STANFORD -- The United States must make a commitment to quality education for all of its citizens if it is to deal effectively with immigration in the 20th and 21st centuries, said panelists at a Sept. 29 Stanford University centennial roundtable on "Crossing the Borders: Peoples and Cultures in Motion."

The country must decide, said Henry Cisneros, former four- time mayor of San Antonio, "whether we believe that investing in education is the highest priority for our national security and our future." In addition, he said, taxpayers must decide whether to make that investment in a school population that is increasingly made up of ethnic minorities, many of whom do not speak English as their native language.

The creation of jobs to meet the needs of a growing population depends on a "more educated, better prepared work force than we now have," said Doris Meissner, the senior associate and director of the Immigration Policy Project for the Carnegie Endowment for International Peace.

"We are not turning out people from our public school system who can fill jobs that will allow us to compete economically," Meissner said.

Where will the jobs come from? asked Joaquin Otero, international vice president for the Transportation Communications Union. As someone who was born in Cuba and who immigrated to the United States when he was 20, Otero said he favors the principle that America must remain a nation open to immigrants.

But, he said, unless "we have a society that cares about whether every American has a job," illegal immigrants in particular will be subject to exploitation by employers who force them to accept low wages under threat of being reported and deported if they complain.

Cisneros said that the free-trade agreement between the United States and Mexico could reduce migration by creating more jobs in Mexico. But Otero countered that the establishment since the mid-1960s of U.S. factories in Mexican border cities has not slowed emigration.

In response to a question from moderator Tom Brokaw, anchor of the "NBC Nightly News," about whether an increasingly diverse U.S. population might fragment along ethnic and cultural lines in the 21st century, David Kennedy, Coe Professor of History and American Studies at Stanford, said that is a "distinct possibility."

There used to be an assumption that "all immigrant groups would somehow or other assimilate themselves into a larger society. For a variety of political, cultural and demographic reasons, that is no longer an ideal with which we are terribly comfortable in this society."

Kennedy said that, on one hand, he finds this a wonderful development in that it encourages the preservation of a cultural, ethnic and racial variety.

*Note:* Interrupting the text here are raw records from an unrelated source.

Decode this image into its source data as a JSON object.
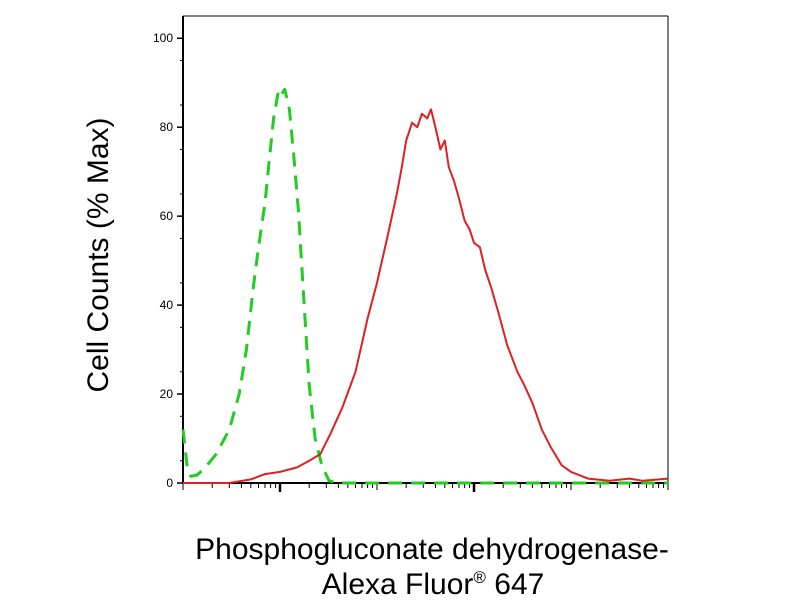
{
  "chart_data": {
    "type": "line",
    "title": "",
    "xlabel_line1": "Phosphogluconate dehydrogenase-",
    "xlabel_line2_main": "Alexa Fluor",
    "xlabel_line2_reg": "®",
    "xlabel_line2_tail": " 647",
    "ylabel": "Cell Counts (% Max)",
    "xscale": "log",
    "xlim": [
      0.1,
      10000
    ],
    "ylim": [
      0,
      105
    ],
    "yticks": [
      {
        "value": 0,
        "label": "0"
      },
      {
        "value": 20,
        "label": "20"
      },
      {
        "value": 40,
        "label": "40"
      },
      {
        "value": 60,
        "label": "60"
      },
      {
        "value": 80,
        "label": "80"
      },
      {
        "value": 100,
        "label": "100"
      }
    ],
    "xmajor_ticks": [
      1,
      100,
      10000
    ],
    "grid": false,
    "legend": "none",
    "series": [
      {
        "color": "#22cc22",
        "style": "dashed",
        "points": [
          [
            0.1,
            12
          ],
          [
            0.11,
            4
          ],
          [
            0.12,
            1.5
          ],
          [
            0.14,
            1.8
          ],
          [
            0.17,
            3.5
          ],
          [
            0.22,
            6.5
          ],
          [
            0.3,
            12
          ],
          [
            0.38,
            20
          ],
          [
            0.45,
            30
          ],
          [
            0.53,
            44
          ],
          [
            0.6,
            53
          ],
          [
            0.7,
            63
          ],
          [
            0.77,
            72
          ],
          [
            0.86,
            82
          ],
          [
            0.97,
            88.5
          ],
          [
            1.04,
            87.5
          ],
          [
            1.12,
            88.5
          ],
          [
            1.25,
            84
          ],
          [
            1.38,
            74
          ],
          [
            1.55,
            61
          ],
          [
            1.75,
            42
          ],
          [
            2.0,
            22
          ],
          [
            2.3,
            10
          ],
          [
            2.7,
            4
          ],
          [
            3.2,
            0.5
          ],
          [
            4,
            0
          ],
          [
            10000,
            0
          ]
        ]
      },
      {
        "color": "#e02020",
        "style": "solid",
        "points": [
          [
            0.1,
            0
          ],
          [
            0.3,
            0
          ],
          [
            0.5,
            0.8
          ],
          [
            0.7,
            2
          ],
          [
            1.0,
            2.5
          ],
          [
            1.5,
            3.5
          ],
          [
            2.0,
            5
          ],
          [
            2.6,
            6.5
          ],
          [
            3.3,
            11
          ],
          [
            4.4,
            17
          ],
          [
            6.0,
            25
          ],
          [
            8.0,
            37
          ],
          [
            10,
            45
          ],
          [
            13,
            56
          ],
          [
            16,
            65
          ],
          [
            18,
            71
          ],
          [
            20,
            77
          ],
          [
            23,
            81
          ],
          [
            26,
            80
          ],
          [
            29,
            83
          ],
          [
            33,
            82
          ],
          [
            36,
            84
          ],
          [
            40,
            80
          ],
          [
            45,
            75
          ],
          [
            50,
            77
          ],
          [
            55,
            71
          ],
          [
            62,
            68
          ],
          [
            70,
            64
          ],
          [
            80,
            59
          ],
          [
            90,
            57
          ],
          [
            100,
            54
          ],
          [
            115,
            53
          ],
          [
            130,
            48
          ],
          [
            150,
            44
          ],
          [
            180,
            38
          ],
          [
            220,
            31
          ],
          [
            280,
            25
          ],
          [
            330,
            22
          ],
          [
            400,
            18
          ],
          [
            500,
            12
          ],
          [
            620,
            8
          ],
          [
            800,
            4
          ],
          [
            1000,
            2.5
          ],
          [
            1500,
            1
          ],
          [
            2500,
            0.5
          ],
          [
            4000,
            1
          ],
          [
            5500,
            0.5
          ],
          [
            10000,
            1
          ]
        ]
      }
    ]
  }
}
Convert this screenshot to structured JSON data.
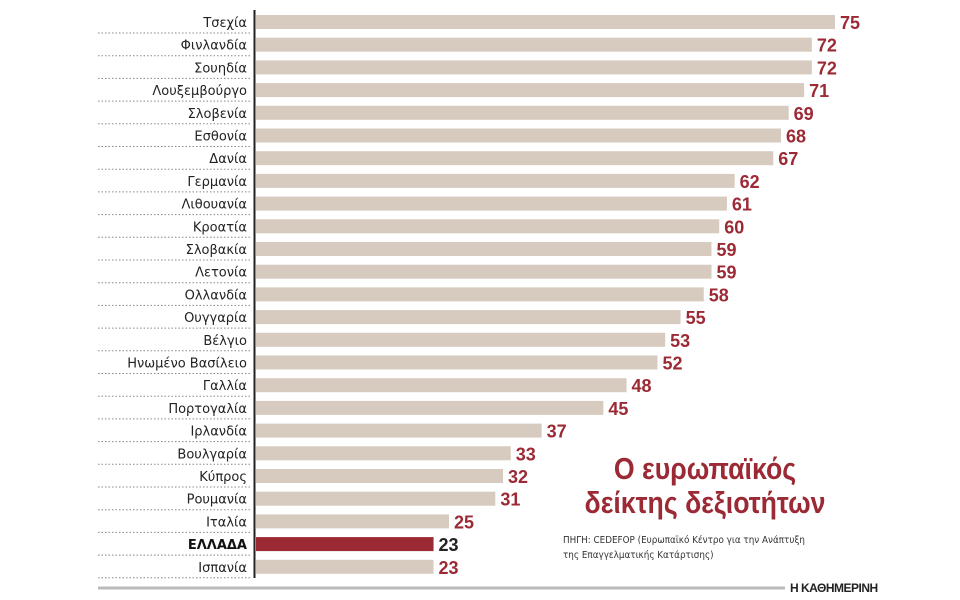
{
  "chart_data": {
    "type": "bar",
    "orientation": "horizontal",
    "title": "Ο ευρωπαϊκός δείκτης δεξιοτήτων",
    "title_lines": [
      "Ο ευρωπαϊκός",
      "δείκτης δεξιοτήτων"
    ],
    "source_lines": [
      "ΠΗΓΗ: CEDEFOP (Ευρωπαϊκό Κέντρο για την Ανάπτυξη",
      "της Επαγγελματικής Κατάρτισης)"
    ],
    "categories": [
      "Τσεχία",
      "Φινλανδία",
      "Σουηδία",
      "Λουξεμβούργο",
      "Σλοβενία",
      "Εσθονία",
      "Δανία",
      "Γερμανία",
      "Λιθουανία",
      "Κροατία",
      "Σλοβακία",
      "Λετονία",
      "Ολλανδία",
      "Ουγγαρία",
      "Βέλγιο",
      "Ηνωμένο Βασίλειο",
      "Γαλλία",
      "Πορτογαλία",
      "Ιρλανδία",
      "Βουλγαρία",
      "Κύπρος",
      "Ρουμανία",
      "Ιταλία",
      "ΕΛΛΑΔΑ",
      "Ισπανία"
    ],
    "values": [
      75,
      72,
      72,
      71,
      69,
      68,
      67,
      62,
      61,
      60,
      59,
      59,
      58,
      55,
      53,
      52,
      48,
      45,
      37,
      33,
      32,
      31,
      25,
      23,
      23
    ],
    "highlight": "ΕΛΛΑΔΑ",
    "xlim": [
      0,
      75
    ],
    "colors": {
      "bar": "#d7cbbf",
      "highlight": "#9b2a35",
      "value_label": "#9b2a35"
    }
  },
  "brand": "Η ΚΑΘΗΜΕΡΙΝΗ"
}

But on the other hand, "We don't have many well- documented experiences of societies organized in that way that managed to conduct their affairs in a peaceful, civil fashion over a long period of time. Usually the fissures that develop in societies develop precisely along ethnic lines."

Author Bette Bao Lord said she feels no pressure to choose only one identity. "I can be an American and I can be Chinese," she said.

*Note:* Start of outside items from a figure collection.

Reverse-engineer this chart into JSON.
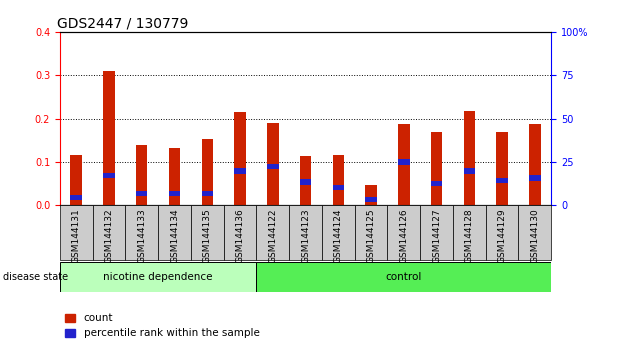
{
  "title": "GDS2447 / 130779",
  "categories": [
    "GSM144131",
    "GSM144132",
    "GSM144133",
    "GSM144134",
    "GSM144135",
    "GSM144136",
    "GSM144122",
    "GSM144123",
    "GSM144124",
    "GSM144125",
    "GSM144126",
    "GSM144127",
    "GSM144128",
    "GSM144129",
    "GSM144130"
  ],
  "count_values": [
    0.115,
    0.31,
    0.14,
    0.133,
    0.152,
    0.215,
    0.19,
    0.113,
    0.115,
    0.048,
    0.188,
    0.17,
    0.218,
    0.17,
    0.188
  ],
  "percentile_values_scaled": [
    0.018,
    0.068,
    0.027,
    0.027,
    0.027,
    0.079,
    0.09,
    0.054,
    0.042,
    0.013,
    0.1,
    0.05,
    0.079,
    0.058,
    0.063
  ],
  "bar_color": "#cc2200",
  "percentile_color": "#2222cc",
  "ylim_left": [
    0,
    0.4
  ],
  "ylim_right": [
    0,
    100
  ],
  "yticks_left": [
    0,
    0.1,
    0.2,
    0.3,
    0.4
  ],
  "yticks_right": [
    0,
    25,
    50,
    75,
    100
  ],
  "group1_label": "nicotine dependence",
  "group2_label": "control",
  "group1_count": 6,
  "group2_count": 9,
  "group1_color": "#bbffbb",
  "group2_color": "#55ee55",
  "group_row_label": "disease state",
  "tick_bg_color": "#cccccc",
  "legend_count_label": "count",
  "legend_percentile_label": "percentile rank within the sample",
  "bar_width": 0.35,
  "title_fontsize": 10,
  "tick_fontsize": 6.5,
  "background_color": "#ffffff"
}
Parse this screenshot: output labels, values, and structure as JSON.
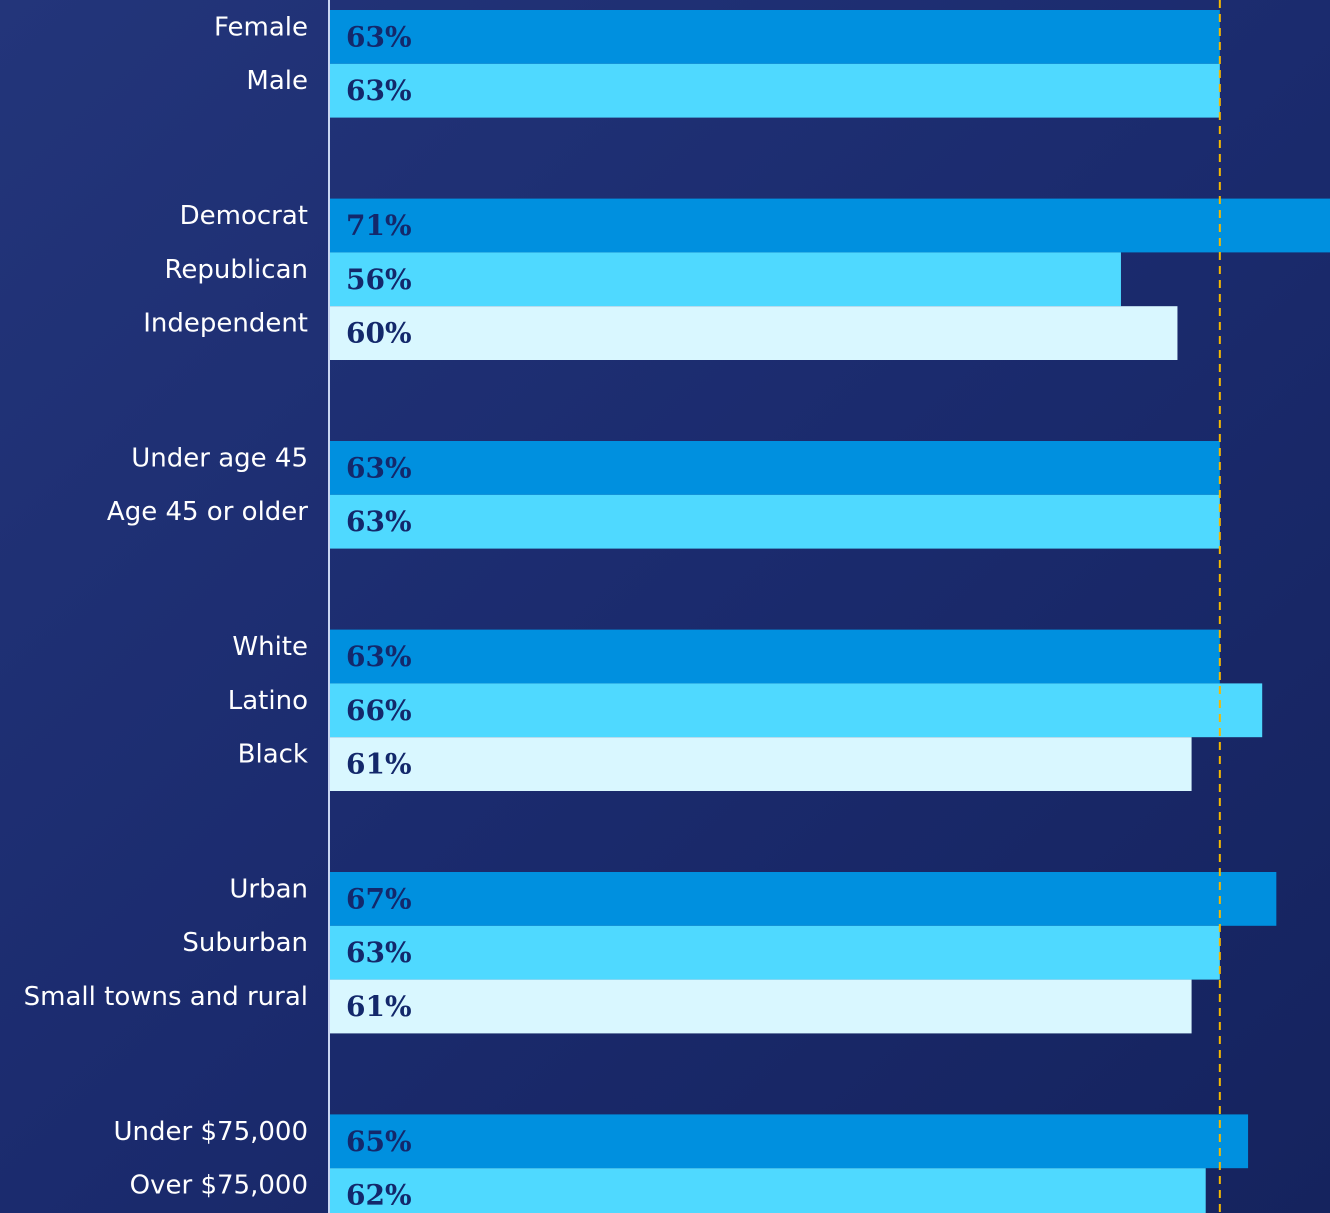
{
  "chart_data": {
    "type": "bar",
    "orientation": "horizontal",
    "groups": [
      {
        "categories": [
          "Female",
          "Male"
        ],
        "values": [
          63,
          63
        ],
        "value_labels": [
          "63%",
          "63%"
        ]
      },
      {
        "categories": [
          "Democrat",
          "Republican",
          "Independent"
        ],
        "values": [
          71,
          56,
          60
        ],
        "value_labels": [
          "71%",
          "56%",
          "60%"
        ]
      },
      {
        "categories": [
          "Under age 45",
          "Age 45 or older"
        ],
        "values": [
          63,
          63
        ],
        "value_labels": [
          "63%",
          "63%"
        ]
      },
      {
        "categories": [
          "White",
          "Latino",
          "Black"
        ],
        "values": [
          63,
          66,
          61
        ],
        "value_labels": [
          "63%",
          "66%",
          "61%"
        ]
      },
      {
        "categories": [
          "Urban",
          "Suburban",
          "Small towns and rural"
        ],
        "values": [
          67,
          63,
          61
        ],
        "value_labels": [
          "67%",
          "63%",
          "61%"
        ]
      },
      {
        "categories": [
          "Under $75,000",
          "Over $75,000"
        ],
        "values": [
          65,
          62
        ],
        "value_labels": [
          "65%",
          "62%"
        ]
      }
    ],
    "colors": [
      "#0090df",
      "#4fd9ff",
      "#d9f7ff"
    ],
    "reference_value": 63,
    "reference_color": "#f5b800",
    "xlim": [
      0,
      70.8
    ]
  }
}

But, she said, she believes that the preservation of ethnic and cultural traditions should be the job of families, communities and churches, rather than the job of the government. "I would rather have the government spend money on teaching every American to be proficient in the English language," she said.

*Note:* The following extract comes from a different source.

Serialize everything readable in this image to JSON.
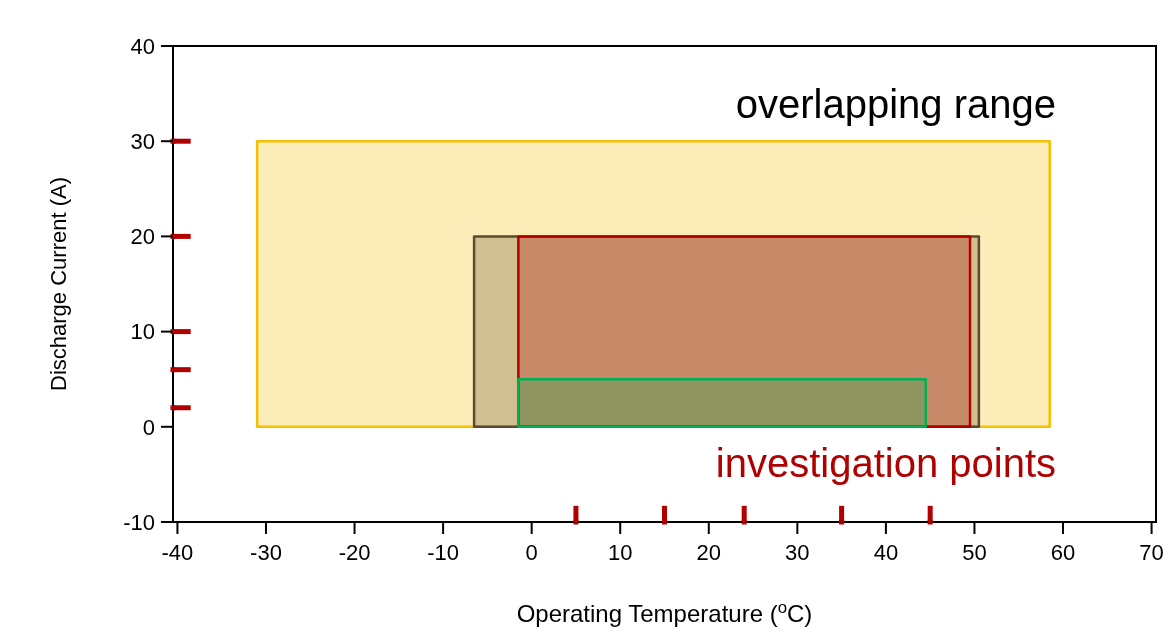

In a global look at migration, Patricia Weiss Fagen, senior public information officer for the United Nations High Commissioner for Refugees, said the world is becoming more nomadic. This movement of peoples is driven less by free choice, she said, and more by the pressures of war and economic and environmental devastation.

While she is the last person to defend policies restricting the free movement of people, she said, "You can't have three-quarters of the world's population all trying to go to one-quarter of the world's area." More attention has to be paid to improving conditions in the countries that so many are fleeing, so that those who want to stay will be able to do so.